Thanks, Meth, that's more or less what I meant.
Yeah, Nick, it's the height of cynicism to lend many kids money for what turns out to be an unprofitable investment. Buyer beware, and all that, but I think a class action suit is in order against banks making risky loans to people not mature enough to make an informed decision.
Deborah, who's fault is it that kids/parents make a poor choice in investing in their child's major while consuming gobs of money to do it and realizing after the fact that it was a poor investment? If we churned out more scientists/engineers and more meaningful majors/careers where you will see an ROI on that money spent, I think your argument may hold more water.
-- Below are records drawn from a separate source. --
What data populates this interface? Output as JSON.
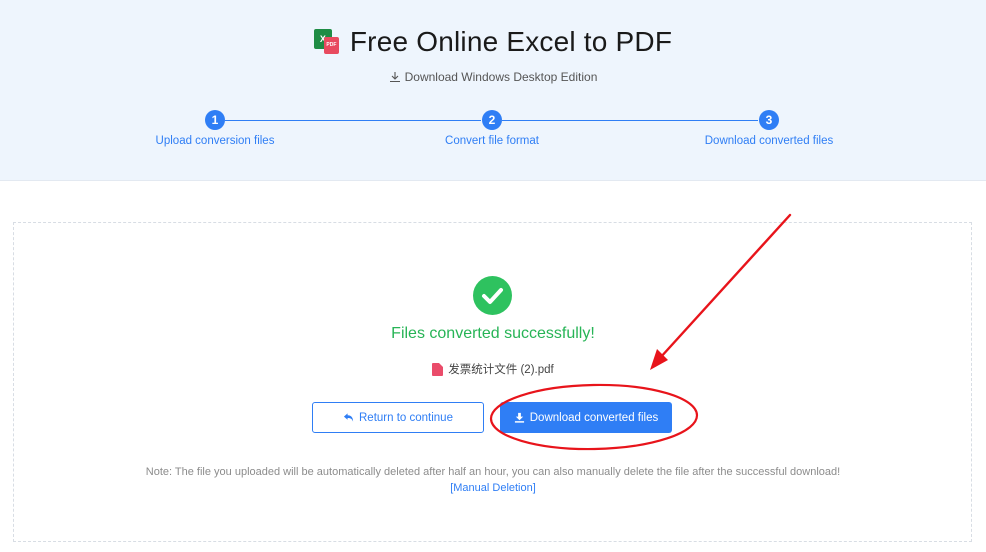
{
  "header": {
    "title": "Free Online Excel to PDF",
    "desktop_link": "Download Windows Desktop Edition",
    "logo_letter": "X",
    "logo_badge": "PDF"
  },
  "steps": [
    {
      "num": "1",
      "label": "Upload conversion files"
    },
    {
      "num": "2",
      "label": "Convert file format"
    },
    {
      "num": "3",
      "label": "Download converted files"
    }
  ],
  "result": {
    "message": "Files converted successfully!",
    "file_name": "发票统计文件 (2).pdf"
  },
  "buttons": {
    "return_label": "Return to continue",
    "download_label": "Download converted files"
  },
  "note": {
    "text": "Note: The file you uploaded will be automatically deleted after half an hour, you can also manually delete the file after the successful download!",
    "manual_link": "[Manual Deletion]"
  },
  "colors": {
    "accent": "#2f7ef5",
    "success": "#27b456",
    "header_bg": "#eef5fd",
    "annotation": "#e8141b"
  },
  "icons": {
    "logo": "excel-to-pdf-logo-icon",
    "desktop": "download-arrow-icon",
    "check": "checkmark-circle-icon",
    "file": "pdf-file-icon",
    "return": "return-arrow-icon",
    "download": "download-icon"
  }
}
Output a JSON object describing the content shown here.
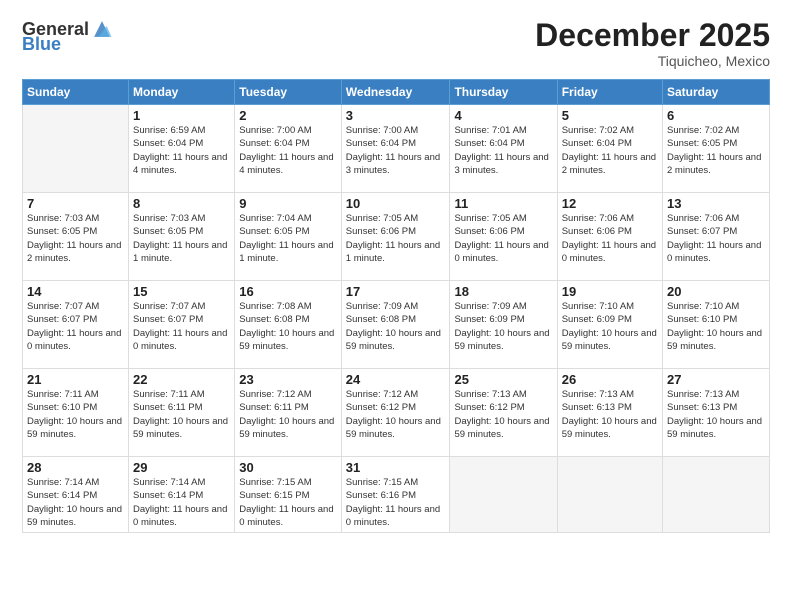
{
  "header": {
    "logo_general": "General",
    "logo_blue": "Blue",
    "month_year": "December 2025",
    "location": "Tiquicheo, Mexico"
  },
  "days_of_week": [
    "Sunday",
    "Monday",
    "Tuesday",
    "Wednesday",
    "Thursday",
    "Friday",
    "Saturday"
  ],
  "weeks": [
    [
      {
        "day": "",
        "empty": true
      },
      {
        "day": "1",
        "sunrise": "Sunrise: 6:59 AM",
        "sunset": "Sunset: 6:04 PM",
        "daylight": "Daylight: 11 hours and 4 minutes."
      },
      {
        "day": "2",
        "sunrise": "Sunrise: 7:00 AM",
        "sunset": "Sunset: 6:04 PM",
        "daylight": "Daylight: 11 hours and 4 minutes."
      },
      {
        "day": "3",
        "sunrise": "Sunrise: 7:00 AM",
        "sunset": "Sunset: 6:04 PM",
        "daylight": "Daylight: 11 hours and 3 minutes."
      },
      {
        "day": "4",
        "sunrise": "Sunrise: 7:01 AM",
        "sunset": "Sunset: 6:04 PM",
        "daylight": "Daylight: 11 hours and 3 minutes."
      },
      {
        "day": "5",
        "sunrise": "Sunrise: 7:02 AM",
        "sunset": "Sunset: 6:04 PM",
        "daylight": "Daylight: 11 hours and 2 minutes."
      },
      {
        "day": "6",
        "sunrise": "Sunrise: 7:02 AM",
        "sunset": "Sunset: 6:05 PM",
        "daylight": "Daylight: 11 hours and 2 minutes."
      }
    ],
    [
      {
        "day": "7",
        "sunrise": "Sunrise: 7:03 AM",
        "sunset": "Sunset: 6:05 PM",
        "daylight": "Daylight: 11 hours and 2 minutes."
      },
      {
        "day": "8",
        "sunrise": "Sunrise: 7:03 AM",
        "sunset": "Sunset: 6:05 PM",
        "daylight": "Daylight: 11 hours and 1 minute."
      },
      {
        "day": "9",
        "sunrise": "Sunrise: 7:04 AM",
        "sunset": "Sunset: 6:05 PM",
        "daylight": "Daylight: 11 hours and 1 minute."
      },
      {
        "day": "10",
        "sunrise": "Sunrise: 7:05 AM",
        "sunset": "Sunset: 6:06 PM",
        "daylight": "Daylight: 11 hours and 1 minute."
      },
      {
        "day": "11",
        "sunrise": "Sunrise: 7:05 AM",
        "sunset": "Sunset: 6:06 PM",
        "daylight": "Daylight: 11 hours and 0 minutes."
      },
      {
        "day": "12",
        "sunrise": "Sunrise: 7:06 AM",
        "sunset": "Sunset: 6:06 PM",
        "daylight": "Daylight: 11 hours and 0 minutes."
      },
      {
        "day": "13",
        "sunrise": "Sunrise: 7:06 AM",
        "sunset": "Sunset: 6:07 PM",
        "daylight": "Daylight: 11 hours and 0 minutes."
      }
    ],
    [
      {
        "day": "14",
        "sunrise": "Sunrise: 7:07 AM",
        "sunset": "Sunset: 6:07 PM",
        "daylight": "Daylight: 11 hours and 0 minutes."
      },
      {
        "day": "15",
        "sunrise": "Sunrise: 7:07 AM",
        "sunset": "Sunset: 6:07 PM",
        "daylight": "Daylight: 11 hours and 0 minutes."
      },
      {
        "day": "16",
        "sunrise": "Sunrise: 7:08 AM",
        "sunset": "Sunset: 6:08 PM",
        "daylight": "Daylight: 10 hours and 59 minutes."
      },
      {
        "day": "17",
        "sunrise": "Sunrise: 7:09 AM",
        "sunset": "Sunset: 6:08 PM",
        "daylight": "Daylight: 10 hours and 59 minutes."
      },
      {
        "day": "18",
        "sunrise": "Sunrise: 7:09 AM",
        "sunset": "Sunset: 6:09 PM",
        "daylight": "Daylight: 10 hours and 59 minutes."
      },
      {
        "day": "19",
        "sunrise": "Sunrise: 7:10 AM",
        "sunset": "Sunset: 6:09 PM",
        "daylight": "Daylight: 10 hours and 59 minutes."
      },
      {
        "day": "20",
        "sunrise": "Sunrise: 7:10 AM",
        "sunset": "Sunset: 6:10 PM",
        "daylight": "Daylight: 10 hours and 59 minutes."
      }
    ],
    [
      {
        "day": "21",
        "sunrise": "Sunrise: 7:11 AM",
        "sunset": "Sunset: 6:10 PM",
        "daylight": "Daylight: 10 hours and 59 minutes."
      },
      {
        "day": "22",
        "sunrise": "Sunrise: 7:11 AM",
        "sunset": "Sunset: 6:11 PM",
        "daylight": "Daylight: 10 hours and 59 minutes."
      },
      {
        "day": "23",
        "sunrise": "Sunrise: 7:12 AM",
        "sunset": "Sunset: 6:11 PM",
        "daylight": "Daylight: 10 hours and 59 minutes."
      },
      {
        "day": "24",
        "sunrise": "Sunrise: 7:12 AM",
        "sunset": "Sunset: 6:12 PM",
        "daylight": "Daylight: 10 hours and 59 minutes."
      },
      {
        "day": "25",
        "sunrise": "Sunrise: 7:13 AM",
        "sunset": "Sunset: 6:12 PM",
        "daylight": "Daylight: 10 hours and 59 minutes."
      },
      {
        "day": "26",
        "sunrise": "Sunrise: 7:13 AM",
        "sunset": "Sunset: 6:13 PM",
        "daylight": "Daylight: 10 hours and 59 minutes."
      },
      {
        "day": "27",
        "sunrise": "Sunrise: 7:13 AM",
        "sunset": "Sunset: 6:13 PM",
        "daylight": "Daylight: 10 hours and 59 minutes."
      }
    ],
    [
      {
        "day": "28",
        "sunrise": "Sunrise: 7:14 AM",
        "sunset": "Sunset: 6:14 PM",
        "daylight": "Daylight: 10 hours and 59 minutes."
      },
      {
        "day": "29",
        "sunrise": "Sunrise: 7:14 AM",
        "sunset": "Sunset: 6:14 PM",
        "daylight": "Daylight: 11 hours and 0 minutes."
      },
      {
        "day": "30",
        "sunrise": "Sunrise: 7:15 AM",
        "sunset": "Sunset: 6:15 PM",
        "daylight": "Daylight: 11 hours and 0 minutes."
      },
      {
        "day": "31",
        "sunrise": "Sunrise: 7:15 AM",
        "sunset": "Sunset: 6:16 PM",
        "daylight": "Daylight: 11 hours and 0 minutes."
      },
      {
        "day": "",
        "empty": true
      },
      {
        "day": "",
        "empty": true
      },
      {
        "day": "",
        "empty": true
      }
    ]
  ]
}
Given that, I don't know what a liberal arts major is expecting to get in terms of wage. If you major in Russian literature and can't nail a job, that's no ones problem, but your own. Also, another point of contention is the cabal of universities/government raising tuition rates over time. Government backed/guaranteed student loans are a boon to universities that suck on that tit and raise tuitions to get as much as they can. Banks aren't going to pass up the opportunity to underwrite these loans when they are government backed.
So I don't know why you would go after banks, when it is the university/government duopoly that is the real problem.
I know where you're coming from, but isn't the bank also responsible for making risky loans? Kind of like the housing crash?
Oops, never mind, I withdraw the question.